Ursprünglich sollte es schon 2007 fliegen. «Nauka» ist das Schwestermodul von «Sarja», das 1998 als erstes Segment ins All gebracht worden war. Das letzte Mal hatte Russland 2010 ein neues Modul zur ISS geflogen.
«Nauka» soll am russischen Segment angebracht werden. Für die Fertigstellung wird mit mehreren Ausseneinsätzen russischer Kosmonauten gerechnet. Als Mehrzweckmodul ist es vorrangig für die Forschung gedacht. Es soll aber auch als Mannschaftsquartier mit eigenem Lebenserhaltungssystem dienen. «Nauka» misst 13 mal 4,11 Meter bei einem Gewicht von mehr als 20 Tonnen.

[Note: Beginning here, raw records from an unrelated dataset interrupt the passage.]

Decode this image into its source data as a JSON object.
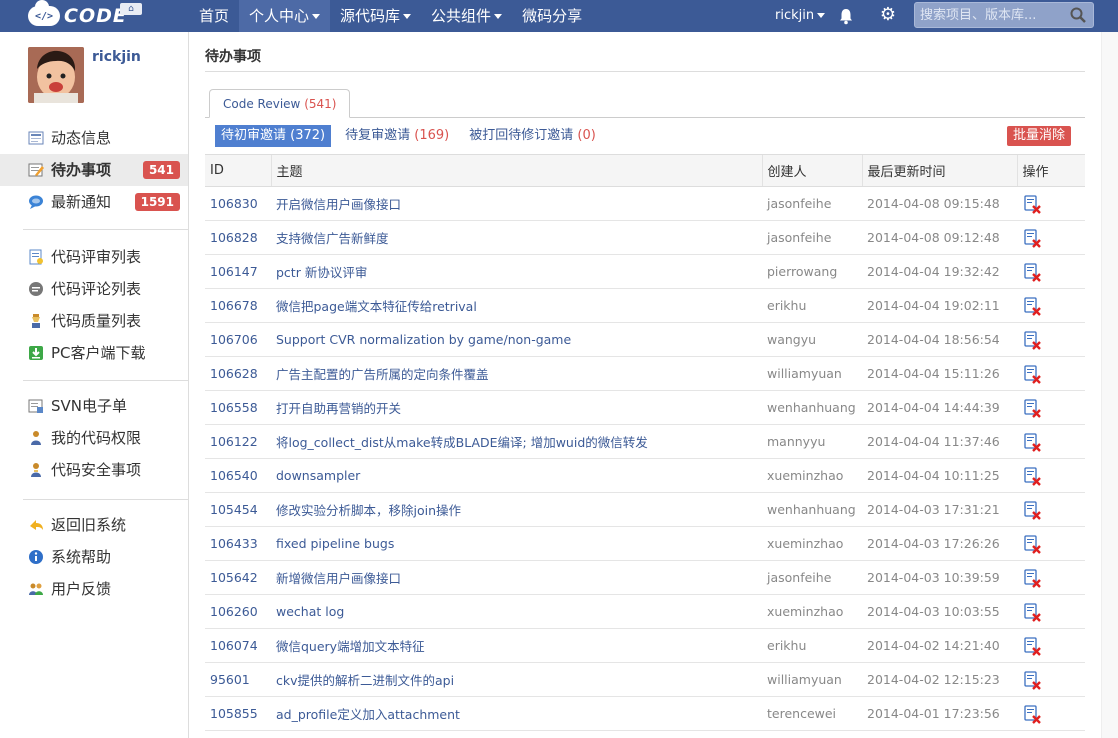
{
  "nav": {
    "logo_text": "CODE",
    "logo_mark": "</>",
    "items": [
      {
        "label": "首页",
        "dropdown": false,
        "active": false
      },
      {
        "label": "个人中心",
        "dropdown": true,
        "active": true
      },
      {
        "label": "源代码库",
        "dropdown": true,
        "active": false
      },
      {
        "label": "公共组件",
        "dropdown": true,
        "active": false
      },
      {
        "label": "微码分享",
        "dropdown": false,
        "active": false
      }
    ],
    "user": "rickjin",
    "search_placeholder": "搜索项目、版本库..."
  },
  "sidebar": {
    "username": "rickjin",
    "groups": [
      [
        {
          "label": "动态信息",
          "icon": "news-icon"
        },
        {
          "label": "待办事项",
          "icon": "todo-icon",
          "badge": "541",
          "active": true
        },
        {
          "label": "最新通知",
          "icon": "chat-bubble-icon",
          "badge": "1591"
        }
      ],
      [
        {
          "label": "代码评审列表",
          "icon": "review-list-icon"
        },
        {
          "label": "代码评论列表",
          "icon": "comment-icon"
        },
        {
          "label": "代码质量列表",
          "icon": "quality-icon"
        },
        {
          "label": "PC客户端下载",
          "icon": "download-icon"
        }
      ],
      [
        {
          "label": "SVN电子单",
          "icon": "svn-form-icon"
        },
        {
          "label": "我的代码权限",
          "icon": "permission-icon"
        },
        {
          "label": "代码安全事项",
          "icon": "security-icon"
        }
      ],
      [
        {
          "label": "返回旧系统",
          "icon": "return-icon"
        },
        {
          "label": "系统帮助",
          "icon": "help-icon"
        },
        {
          "label": "用户反馈",
          "icon": "feedback-icon"
        }
      ]
    ]
  },
  "main": {
    "title": "待办事项",
    "tab": {
      "label": "Code Review",
      "count": "(541)"
    },
    "filters": [
      {
        "label": "待初审邀请",
        "count": "(372)",
        "active": true
      },
      {
        "label": "待复审邀请",
        "count": "(169)",
        "active": false
      },
      {
        "label": "被打回待修订邀请",
        "count": "(0)",
        "active": false
      }
    ],
    "batch_label": "批量消除",
    "columns": [
      "ID",
      "主题",
      "创建人",
      "最后更新时间",
      "操作"
    ],
    "rows": [
      {
        "id": "106830",
        "title": "开启微信用户画像接口",
        "creator": "jasonfeihe",
        "time": "2014-04-08 09:15:48"
      },
      {
        "id": "106828",
        "title": "支持微信广告新鲜度",
        "creator": "jasonfeihe",
        "time": "2014-04-08 09:12:48"
      },
      {
        "id": "106147",
        "title": "pctr 新协议评审",
        "creator": "pierrowang",
        "time": "2014-04-04 19:32:42"
      },
      {
        "id": "106678",
        "title": "微信把page端文本特征传给retrival",
        "creator": "erikhu",
        "time": "2014-04-04 19:02:11"
      },
      {
        "id": "106706",
        "title": "Support CVR normalization by game/non-game",
        "creator": "wangyu",
        "time": "2014-04-04 18:56:54"
      },
      {
        "id": "106628",
        "title": "广告主配置的广告所属的定向条件覆盖",
        "creator": "williamyuan",
        "time": "2014-04-04 15:11:26"
      },
      {
        "id": "106558",
        "title": "打开自助再营销的开关",
        "creator": "wenhanhuang",
        "time": "2014-04-04 14:44:39"
      },
      {
        "id": "106122",
        "title": "将log_collect_dist从make转成BLADE编译; 增加wuid的微信转发",
        "creator": "mannyyu",
        "time": "2014-04-04 11:37:46"
      },
      {
        "id": "106540",
        "title": "downsampler",
        "creator": "xueminzhao",
        "time": "2014-04-04 10:11:25"
      },
      {
        "id": "105454",
        "title": "修改实验分析脚本，移除join操作",
        "creator": "wenhanhuang",
        "time": "2014-04-03 17:31:21"
      },
      {
        "id": "106433",
        "title": "fixed pipeline bugs",
        "creator": "xueminzhao",
        "time": "2014-04-03 17:26:26"
      },
      {
        "id": "105642",
        "title": "新增微信用户画像接口",
        "creator": "jasonfeihe",
        "time": "2014-04-03 10:39:59"
      },
      {
        "id": "106260",
        "title": "wechat log",
        "creator": "xueminzhao",
        "time": "2014-04-03 10:03:55"
      },
      {
        "id": "106074",
        "title": "微信query端增加文本特征",
        "creator": "erikhu",
        "time": "2014-04-02 14:21:40"
      },
      {
        "id": "95601",
        "title": "ckv提供的解析二进制文件的api",
        "creator": "williamyuan",
        "time": "2014-04-02 12:15:23"
      },
      {
        "id": "105855",
        "title": "ad_profile定义加入attachment",
        "creator": "terencewei",
        "time": "2014-04-01 17:23:56"
      }
    ]
  },
  "colors": {
    "navbar": "#3c5a96",
    "link": "#3c5a96",
    "badge": "#d9534f",
    "active_filter": "#4f7fd0"
  }
}
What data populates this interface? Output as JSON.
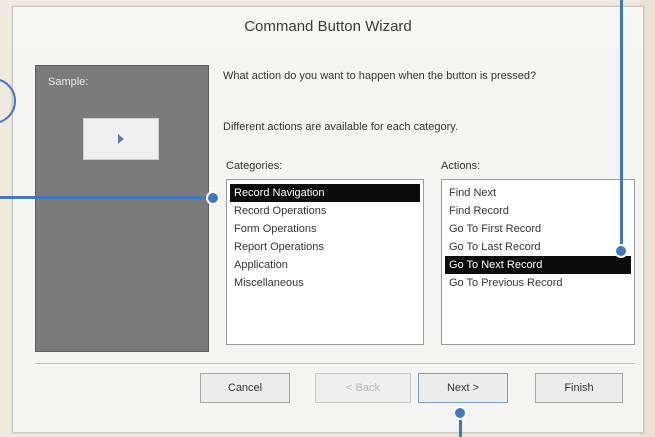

Das fliegende Labor verfügt unter anderem über den Roboterarm European Robotic Arm (ERA), der von der Esa entworfen wurde, und grosse Solarpaneele. Es können auch Sauerstoff und Wasser produziert werden. Und die Raumfahrer verfügen dann über eine zusätzliche Toilette - nicht unwichtig, wenn künftig wieder Touristen die ISS besuchen sollten.
Unklar ist angesichts der doch betagten Technik, ob das Modul in einigen Jahren für die geplante neue russische Raumstation Ross genutzt werden könnte - zumal diese Station laut vorläufigen Planungen in einem gänzlich anderen Orbit fliegen soll.
Doch Russland braucht gute Nachrichten. Die Raumfahrtnation dürfte sich durch die jüngsten Erfolge von China und der USA herausgefordert sehen und den Start von «Nauka» auch als Lebenszeichen verstehen. In der Branche hatte man zuletzt nicht mehr den Eindruck, dass Russland bei der Erforschung des Weltalls vorne mitspielt. Mit der Mission dürfte sich für die bemannte russische Raumfahrt vieles entscheiden.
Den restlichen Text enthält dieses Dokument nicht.